Modelling reveals mysteries of accommodation

Sydney, Australia, 24 April 2015: The mysteries of accommodation are being revealed by advanced modelling and revolutionary imaging systems, suggesting a breakthrough synthetic lens to replace the presbyopic crystalline lens and restore accommodation is a not too distant prospect.

Researchers from Brien Holden Vision Institute and Bascom Palmer Eye Institute (BPEI), the number one ophthalmology centre in the US, have been collaborating through the Vision Cooperative Research Centre to find a ‘treatment’ for presbyopia since the 1990s.

“One of the keys to the success of the project, which is developing a synthetic polymer gel to replace the natural contents of the aged crystalline lens of the presbyopic eye, is a complete understanding of the properties of the natural lens and accommodation system,” says Dr Hooman Pour, Research Fellow at Brien Holden Vision Institute.

Dr Pour is seeking to help determine the necessary homogeneous mechanical and optical properties of a replacement gel that will yield the required optical response of the natural lens. “This process is made complex by the interplay between the mechanical and optical gradients,” says Dr Pour, who presented the research at the recent Ophthalmic Technologies conference of the annual SPIE Photonics West meeting, the world’s leading laser, photonics, and biomedical optics meeting.

“The refractive index is not uniformly distributed throughout the lens, meaning its ability to refract light changes as you move across or through it. Coupled with this are the mechanical stiffness changes throughout the lens that govern the lens change in shape when switching between ‘distant’ and ‘near’ vision. We need to both quantify the refractive index and stiffness changes across the lens and also understand the interplay between the mechanical and optical properties in order to replicate this in a synthetic lens.

 

THE LATEST MECHANICALLY AND OPTICALLY GRADIENT MODEL OF THE HUMAN ACCOMMODATION SYSTEM

“Using techniques such as numerical ray-tracing and finite element method, has enabled us to test the effect of varying the isotropic, or uniform, elasticity and refractive index on the accommodative response of the lens.

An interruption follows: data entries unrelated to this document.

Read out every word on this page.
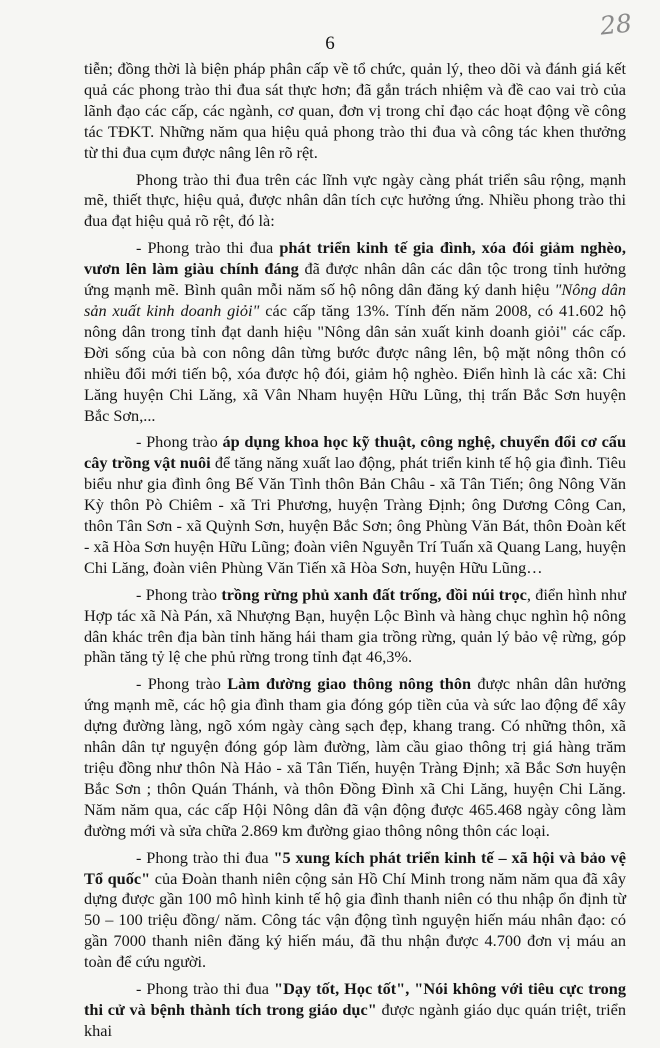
6
28

tiễn; đồng thời là biện pháp phân cấp về tổ chức, quản lý, theo dõi và đánh giá kết quả các phong trào thi đua sát thực hơn; đã gắn trách nhiệm và đề cao vai trò của lãnh đạo các cấp, các ngành, cơ quan, đơn vị trong chỉ đạo các hoạt động về công tác TĐKT. Những năm qua hiệu quả phong trào thi đua và công tác khen thưởng từ thi đua cụm được nâng lên rõ rệt.

Phong trào thi đua trên các lĩnh vực ngày càng phát triển sâu rộng, mạnh mẽ, thiết thực, hiệu quả, được nhân dân tích cực hưởng ứng. Nhiều phong trào thi đua đạt hiệu quả rõ rệt, đó là:

- Phong trào thi đua phát triển kinh tế gia đình, xóa đói giảm nghèo, vươn lên làm giàu chính đáng đã được nhân dân các dân tộc trong tỉnh hưởng ứng mạnh mẽ. Bình quân mỗi năm số hộ nông dân đăng ký danh hiệu "Nông dân sản xuất kinh doanh giỏi" các cấp tăng 13%. Tính đến năm 2008, có 41.602 hộ nông dân trong tỉnh đạt danh hiệu "Nông dân sản xuất kinh doanh giỏi" các cấp. Đời sống của bà con nông dân từng bước được nâng lên, bộ mặt nông thôn có nhiều đổi mới tiến bộ, xóa được hộ đói, giảm hộ nghèo. Điển hình là các xã: Chi Lăng huyện Chi Lăng, xã Vân Nham huyện Hữu Lũng, thị trấn Bắc Sơn huyện Bắc Sơn,...

- Phong trào áp dụng khoa học kỹ thuật, công nghệ, chuyển đổi cơ cấu cây trồng vật nuôi để tăng năng xuất lao động, phát triển kinh tế hộ gia đình. Tiêu biểu như gia đình ông Bế Văn Tình thôn Bản Châu - xã Tân Tiến; ông Nông Văn Kỳ thôn Pò Chiêm - xã Tri Phương, huyện Tràng Định; ông Dương Công Can, thôn Tân Sơn - xã Quỳnh Sơn, huyện Bắc Sơn; ông Phùng Văn Bát, thôn Đoàn kết - xã Hòa Sơn huyện Hữu Lũng; đoàn viên Nguyễn Trí Tuấn xã Quang Lang, huyện Chi Lăng, đoàn viên Phùng Văn Tiến xã Hòa Sơn, huyện Hữu Lũng…

- Phong trào trồng rừng phủ xanh đất trống, đồi núi trọc, điển hình như Hợp tác xã Nà Pán, xã Nhượng Bạn, huyện Lộc Bình và hàng chục nghìn hộ nông dân khác trên địa bàn tỉnh hăng hái tham gia trồng rừng, quản lý bảo vệ rừng, góp phần tăng tỷ lệ che phủ rừng trong tỉnh đạt 46,3%.

- Phong trào Làm đường giao thông nông thôn được nhân dân hưởng ứng mạnh mẽ, các hộ gia đình tham gia đóng góp tiền của và sức lao động để xây dựng đường làng, ngõ xóm ngày càng sạch đẹp, khang trang. Có những thôn, xã nhân dân tự nguyện đóng góp làm đường, làm cầu giao thông trị giá hàng trăm triệu đồng như thôn Nà Hảo - xã Tân Tiến, huyện Tràng Định; xã Bắc Sơn huyện Bắc Sơn ; thôn Quán Thánh, và thôn Đồng Đình xã Chi Lăng, huyện Chi Lăng. Năm năm qua, các cấp Hội Nông dân đã vận động được 465.468 ngày công làm đường mới và sửa chữa 2.869 km đường giao thông nông thôn các loại.

- Phong trào thi đua "5 xung kích phát triển kinh tế – xã hội và bảo vệ Tổ quốc" của Đoàn thanh niên cộng sản Hồ Chí Minh trong năm năm qua đã xây dựng được gần 100 mô hình kinh tế hộ gia đình thanh niên có thu nhập ổn định từ 50 – 100 triệu đồng/ năm. Công tác vận động tình nguyện hiến máu nhân đạo: có gần 7000 thanh niên đăng ký hiến máu, đã thu nhận được 4.700 đơn vị máu an toàn để cứu người.

- Phong trào thi đua "Dạy tốt, Học tốt", "Nói không với tiêu cực trong thi cử và bệnh thành tích trong giáo dục" được ngành giáo dục quán triệt, triển khai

In particular we wanted to test the effects on accommodative amplitude, which we found is a function of the refractive index and modulus of elasticity.

“The results will inform the ongoing work of our chemists, who are testing different polymer compositions to produce a product that will mimic the response of the natural lens.”

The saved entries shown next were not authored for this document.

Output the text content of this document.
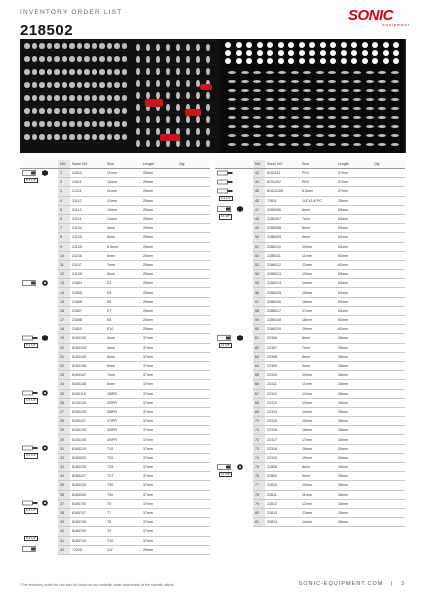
INVENTORY ORDER LIST
218502
SONIC
equipment
	NO	Sonic NO	Size	Length	Qty

	1	21810	11mm	25mm	

6.3 1/4"	2	21811	10mm	25mm	
	3	21411	11mm	25mm	
	4	21112	12mm	25mm	
	5	21113	13mm	25mm	
	6	21114	14mm	25mm	
	7	21104	4mm	25mm	
	8	21105	5mm	25mm	
	9	21155	5.5mm	25mm	
	10	21106	6mm	25mm	
	11	21107	7mm	25mm	
	12	21108	8mm	25mm	

	13	21804	E4	25mm	
	14	21805	E5	25mm	
	15	21806	E6	25mm	
	16	21807	E7	25mm	
	17	21808	E8	25mm	
	18	21810	E10	25mm	

	19	8163103	3mm	37mm	

6.3 1/4"	20	8163104	4mm	37mm	
	21	8163105	5mm	37mm	
	22	8163106	6mm	37mm	
	23	8163107	7mm	37mm	
	24	8163108	8mm	37mm	

	25	8153115	15IPR	37mm	

6.3 1/4"	26	8153120	20IPR	37mm	
	27	8153125	25IPR	37mm	
	28	8153127	27IPR	37mm	
	29	8153130	30IPR	37mm	
	30	8153140	40IPR	37mm	

	31	8183215	T15	37mm	

6.3 1/4"	32	8183220	T20	37mm	
	33	8183225	T25	37mm	
	34	8183227	T27	37mm	
	35	8183230	T30	37mm	
	36	8183240	T40	37mm	

	37	8183705	T5	37mm	

6.3 1/4"	38	8183707	T7	37mm	
	39	8183708	T8	37mm	
	40	8183709	T9	37mm	

6.3 1/4"	41	8183710	T10	37mm	

	42	72225	1/4"	25mm	
	NO	Sonic NO	Size	Length	Qty

	43	8151111	PH1	37mm	

	44	8151202	PH2	37mm	

	45	81512155	5.5mm	37mm	

6.3 1/4"	46	72611	1/4"X1/4"PC	25mm	

	47	2286306	6mm	63mm	

10 3/8"	48	2286307	7mm	63mm	
	49	2286308	8mm	63mm	
	50	2286309	9mm	63mm	
	51	2286310	10mm	63mm	
	52	2286311	11mm	63mm	
	53	2286312	12mm	63mm	
	54	2286313	13mm	63mm	
	55	2286314	14mm	63mm	
	56	2286315	15mm	63mm	
	57	2286316	16mm	63mm	
	58	2286317	17mm	63mm	
	59	2286318	18mm	63mm	
	60	2286319	19mm	63mm	

	61	22306	6mm	28mm	

10 3/8"	62	22307	7mm	28mm	
	63	22308	8mm	28mm	
	64	22309	9mm	28mm	
	65	22310	10mm	28mm	
	66	22311	11mm	28mm	
	67	22312	12mm	28mm	
	68	22313	13mm	28mm	
	69	22314	14mm	28mm	
	70	22315	15mm	28mm	
	71	22316	16mm	28mm	
	72	22317	17mm	30mm	
	73	22318	18mm	30mm	
	74	22319	19mm	30mm	

	75	22808	8mm	28mm	

10 3/8"	76	22809	9mm	28mm	
	77	22810	10mm	28mm	
	78	22811	11mm	28mm	
	79	22812	12mm	28mm	
	80	22813	13mm	28mm	
	81	22814	14mm	28mm	
*The inventory order list can also be found on our website under downloads at the specific article	SONIC-EQUIPMENT.COM | 3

The BPEI researchers have developed an imaging system that for the first time is able to visualise all of the key elements of the accommodation system – the crystalline lens, the ciliary muscle, and the zonular fibres. The revolutionary four-dimensional instrument was conceived to quantify the mechanism of accommodation in real time, says Professor Jean-Marie Parel, Director of the Ophthalmic Biophysics Center at BPEI.

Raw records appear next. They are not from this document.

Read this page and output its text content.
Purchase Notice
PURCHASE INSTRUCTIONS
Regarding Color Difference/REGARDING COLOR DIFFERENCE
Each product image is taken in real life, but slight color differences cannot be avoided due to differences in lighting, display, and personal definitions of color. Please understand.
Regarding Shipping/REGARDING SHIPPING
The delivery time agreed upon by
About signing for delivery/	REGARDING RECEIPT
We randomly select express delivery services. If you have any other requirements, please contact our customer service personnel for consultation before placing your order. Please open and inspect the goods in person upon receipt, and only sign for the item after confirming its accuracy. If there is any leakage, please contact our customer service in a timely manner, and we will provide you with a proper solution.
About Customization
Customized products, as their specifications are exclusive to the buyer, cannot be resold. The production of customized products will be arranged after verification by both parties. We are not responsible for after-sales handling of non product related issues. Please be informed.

“It dynamically shows and records cross-sections of the whole eye, hence monitoring the intraocular structural changes in the lens and ciliary muscle that occur when the subject accommodates and disaccommodates,” Professor Parel says.

“It was designed to objectively assess the changes that occur in young and presbyopic subjects and the efficacy of implants designed to restore accommodation.”

This research was presented at the Ophthalmic Technologies conference, a part of SPIE (international society for optics and photonics) Photonics West meeting in San Francisco recently.